The Rothschilds first began to consider the question of the French indemnity as early as August 1870. As we have seen, Mayer Carl cited a figure of £100 million—2.5 billion francs—as a possible total. As early as November, Anselm was trying to work out how such a large sum could be paid. He suggested to Lionel that, following the precedent of 1815, new 5 per cent rentes would have to be issued, and envisaged the Rothschilds playing the role Barings had played then, as intermediaries for the transfer of money from Paris to Berlin. This, as Lionel objected, was premature, though it proved quite prescient. According to Bismarck, Favre mentioned a sum of 5 billion francs when the two met in September, though this was intended to be conditional on the retention of Alsace-Lorraine. When the Germans insisted on territorial cessions, negotiations were once again suspended and war went on. It was not until February 1871 that work on the indemnity question could be resumed.

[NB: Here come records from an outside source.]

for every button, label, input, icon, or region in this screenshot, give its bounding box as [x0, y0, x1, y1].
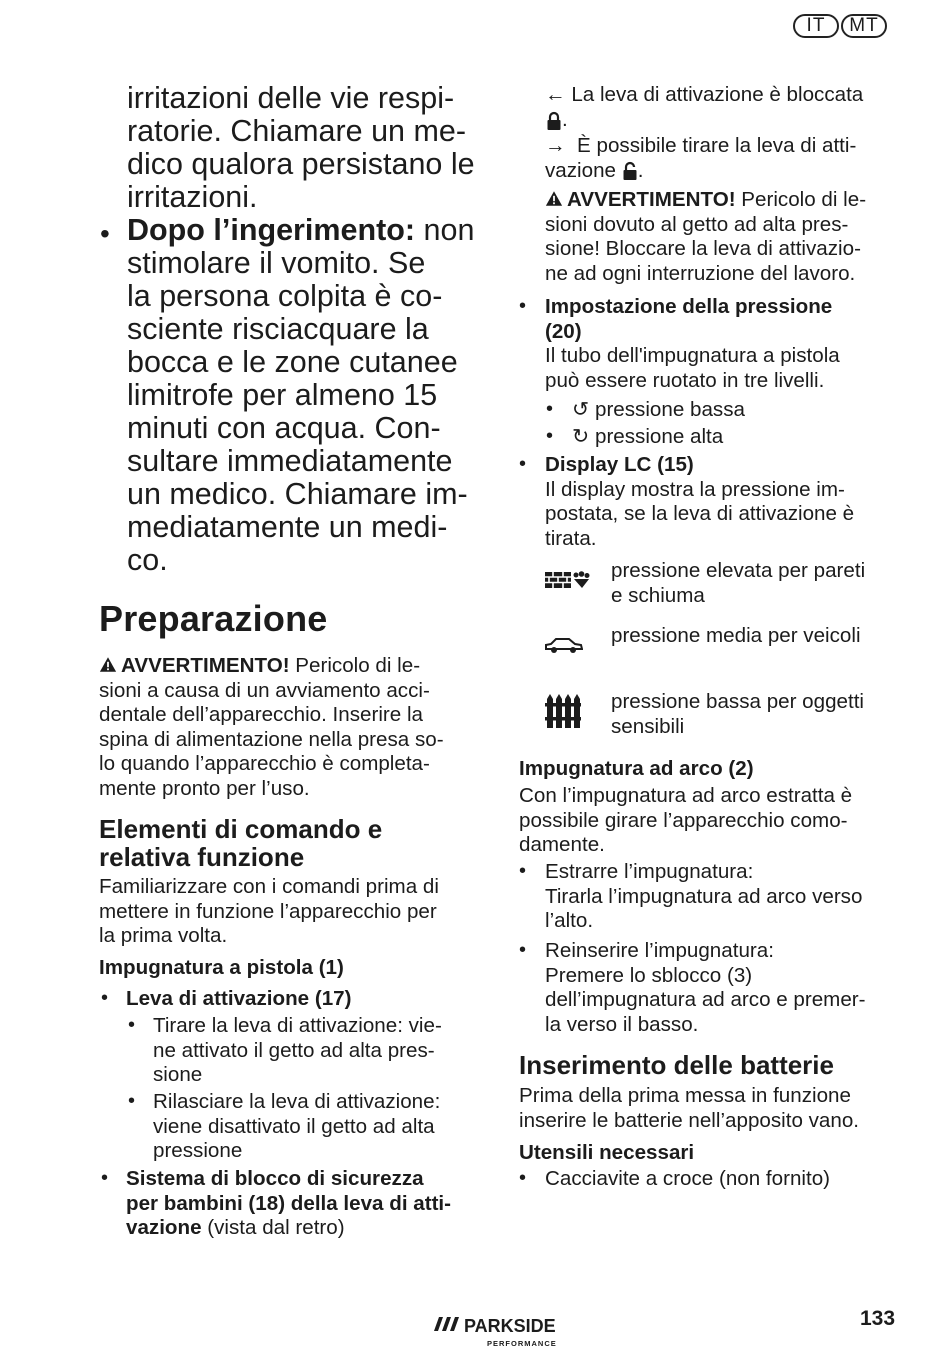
text-span: . [562, 108, 568, 131]
text-line: pressione elevata per pareti [611, 559, 866, 582]
battery-text [519, 1084, 859, 1133]
language-badges [793, 14, 887, 38]
text-line: limitrofe per almeno 15 [127, 378, 438, 412]
item-child-lock [126, 1167, 451, 1241]
text-line: sione [153, 1063, 203, 1086]
text-line: dell’impugnatura ad arco e premer- [545, 988, 866, 1011]
text-line: pressione bassa per oggetti [611, 690, 865, 713]
text-line: dentale dell’apparecchio. Inserire la [99, 703, 423, 726]
text-span: non [415, 213, 475, 247]
bullet-dot: • [519, 453, 527, 475]
lever-locked-symbol-line [546, 108, 568, 133]
text-line: per bambini (18) della leva di atti- [126, 1191, 452, 1215]
text-line: Tirare la leva di attivazione: vie- [153, 1014, 442, 1037]
text-span: È possibile tirare la leva di atti- [577, 134, 857, 157]
mode-high-text [611, 559, 865, 608]
text-line: Reinserire l’impugnatura: [545, 939, 774, 962]
text-span: La leva di attivazione è bloccata [571, 83, 864, 106]
ingestion-label: Dopo l’ingerimento: [127, 213, 416, 247]
subtitle-pistol-grip: Impugnatura a pistola (1) [99, 956, 344, 979]
text-line: co. [127, 543, 168, 577]
first-aid-ingestion-text [127, 214, 474, 577]
text-line: ne ad ogni interruzione del lavoro. [545, 261, 856, 285]
bullet-dot: • [546, 425, 554, 447]
warning-label: AVVERTIMENTO! [121, 654, 290, 677]
text-line: (20) [545, 319, 582, 343]
item-release-lever [153, 1090, 440, 1164]
item-reinsert-handle [545, 939, 866, 1037]
text-line: mente pronto per l’uso. [99, 776, 310, 800]
text-line: ratorie. Chiamare un me- [127, 114, 467, 148]
rotate-cw-icon: ↻ [572, 425, 590, 448]
text-line: la verso il basso. [545, 1012, 699, 1036]
text-line: viene disattivato il getto ad alta [153, 1114, 435, 1138]
brand-subtitle: PERFORMANCE [487, 1339, 557, 1348]
text-line: Premere lo sblocco (3) [545, 963, 753, 987]
bullet-dot: • [101, 1167, 109, 1189]
text-span: pressione alta [595, 425, 724, 448]
text-line: un medico. Chiamare im- [127, 477, 468, 511]
text-span: vazione [545, 158, 616, 182]
text-line: spina di alimentazione nella presa so- [99, 727, 444, 751]
lock-closed-icon [546, 111, 562, 131]
title-line: relativa funzione [99, 842, 305, 872]
text-line: può essere ruotato in tre livelli. [545, 368, 825, 392]
item-pull-lever [153, 1014, 442, 1088]
text-line: irritazioni. [127, 180, 258, 214]
item-extract-handle [545, 860, 862, 934]
bullet-dot: • [519, 860, 527, 882]
arrow-left-icon: ← [545, 83, 566, 106]
text-line: Con l’impugnatura ad arco estratta è [519, 784, 853, 807]
arrow-right-icon: → [545, 134, 566, 157]
text-line: pressione [153, 1139, 243, 1162]
text-line: bocca e le zone cutanee [127, 345, 458, 379]
text-line: Estrarre l’impugnatura: [545, 860, 754, 883]
text-line: la prima volta. [99, 924, 228, 947]
text-span: Pericolo di le- [289, 654, 421, 677]
text-line: la persona colpita è co- [127, 279, 443, 313]
text-line: inserire le batterie nell’apposito vano. [519, 1108, 859, 1132]
warning-label: AVVERTIMENTO! [567, 188, 736, 211]
text-line: Il display mostra la pressione im- [545, 477, 845, 501]
bullet-dot: • [128, 1014, 136, 1036]
text-line: lo quando l’apparecchio è completa- [99, 752, 430, 775]
text-line: mediatamente un medi- [127, 510, 448, 544]
warning-high-pressure [545, 188, 866, 286]
text-line: postata, se la leva di attivazione è [545, 502, 855, 525]
text-line: Rilasciare la leva di attivazione: [153, 1090, 441, 1113]
warning-accidental-start [99, 654, 444, 801]
text-line: Impostazione della pressione [545, 295, 833, 318]
title-line: Elementi di comando e [99, 814, 383, 844]
section-title-batteries: Inserimento delle batterie [519, 1050, 834, 1080]
bullet-dot: • [519, 295, 527, 317]
text-line: sensibili [611, 714, 685, 738]
page-number: 133 [860, 1307, 896, 1330]
item-screwdriver: Cacciavite a croce (non fornito) [545, 1167, 831, 1190]
text-line: l’alto. [545, 909, 594, 932]
item-trigger-lever: Leva di attivazione (17) [126, 987, 352, 1010]
text-line: sione! Bloccare la leva di attivazio- [545, 237, 861, 260]
text-line: sciente risciacquare la [127, 312, 429, 346]
text-line: dico qualora persistano le [127, 147, 475, 181]
bullet-dot: • [101, 987, 109, 1009]
text-line: Prima della prima messa in funzione [519, 1084, 851, 1107]
rotate-ccw-icon: ↺ [572, 398, 590, 421]
wall-foam-icon [545, 571, 591, 589]
text-line: irritazioni delle vie respi- [127, 81, 455, 115]
text-line: mettere in funzione l’apparecchio per [99, 899, 437, 923]
subtitle-tools: Utensili necessari [519, 1141, 695, 1164]
first-aid-respiratory-text [127, 82, 475, 214]
section-title-elementi [99, 815, 382, 871]
parkside-logo-icon [430, 1313, 580, 1349]
familiarize-text [99, 875, 439, 949]
item-pressure-high [572, 425, 723, 450]
text-span: vazione [126, 1216, 202, 1239]
lock-open-icon [622, 161, 638, 181]
text-line: sioni dovuto al getto ad alta pres- [545, 212, 849, 236]
lang-badge-it: IT [793, 14, 839, 38]
item-lc-display [545, 453, 854, 551]
text-line: tirata. [545, 526, 597, 550]
lang-badge-mt: MT [841, 14, 887, 38]
lever-locked-line [545, 83, 863, 108]
text-line: Sistema di blocco di sicurezza [126, 1167, 424, 1190]
warning-triangle-icon [545, 190, 563, 207]
section-title-preparazione: Preparazione [99, 598, 328, 639]
text-line: sultare immediatamente [127, 444, 453, 478]
warning-triangle-icon [99, 656, 117, 673]
item-pressure-setting [545, 295, 840, 393]
text-line: minuti con acqua. Con- [127, 411, 441, 445]
bullet-dot: • [128, 1090, 136, 1112]
mode-medium-text: pressione media per veicoli [611, 624, 861, 647]
text-line: Il tubo dell'impugnatura a pistola [545, 344, 840, 367]
subtitle-arc-handle: Impugnatura ad arco (2) [519, 757, 754, 780]
text-line: Display LC (15) [545, 453, 694, 476]
text-line: possibile girare l’apparecchio como- [519, 808, 848, 832]
mode-low-text [611, 690, 864, 739]
fence-icon [545, 693, 581, 729]
bullet-dot: • [519, 1167, 527, 1189]
text-line: sioni a causa di un avviamento acci- [99, 678, 430, 702]
bullet-dot: • [519, 939, 527, 961]
text-line: ne attivato il getto ad alta pres- [153, 1038, 435, 1062]
item-pressure-low [572, 398, 745, 423]
parkside-logo [430, 1313, 580, 1354]
text-span: (vista dal retro) [201, 1216, 345, 1239]
text-span: pressione bassa [595, 398, 745, 421]
bullet-dot: • [100, 218, 110, 249]
text-line: Familiarizzare con i comandi prima di [99, 875, 439, 898]
bullet-dot: • [546, 398, 554, 420]
text-line: e schiuma [611, 583, 705, 607]
text-line: damente. [519, 833, 605, 856]
arc-handle-text [519, 784, 852, 858]
text-line: Tirarla l’impugnatura ad arco verso [545, 884, 863, 908]
text-span: . [637, 158, 644, 182]
lever-unlocked-text [545, 134, 856, 183]
text-span: Pericolo di le- [735, 188, 867, 211]
brand-name: PARKSIDE [464, 1316, 556, 1336]
text-line: stimolare il vomito. Se [127, 246, 426, 280]
car-icon [545, 636, 583, 654]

From the beginning, German bankers assumed that the spoils of their government’s victory would include their control of the collection of reparations. Bleichröder believed he had stolen a march on his rivals when he was summoned (along with the industrialist Henckel von Donnersmarck) to advise Bismarck at Versailles; and in the wake of this trip he badgered the Paris Rothschilds with proposals for floating a French loan on the Berlin market. Needless to say, Mayer Carl was against involving Bleichröder, arguing that any transaction should be handled in tandem with Hansemann and the Seehandlung. However, Alphonse seems to have determined from an early stage to exclude as far as possible all the German bankers—including even his own cousins in Frankfurt and Vienna.
9
His plan was to create two allied and Rothschild-led syndicates in Paris and London, the former including all the older private banks (the so-called haute
banque)
but not the joint-stock banks; the latter to be composed solely of N. M. Rothschild and Barings. This strategy had a dual significance: it was designed to punish the German banks on what may be interpreted as patriotic grounds; but it was also designed to strike a blow for the “old” banks against their joint-stock rivals in France and England. To this end, earlier rivalries among the private banks were forgotten—in particular the rivalry between Rothschilds and Barings which dated back to the financing and transfer of the last French indemnity.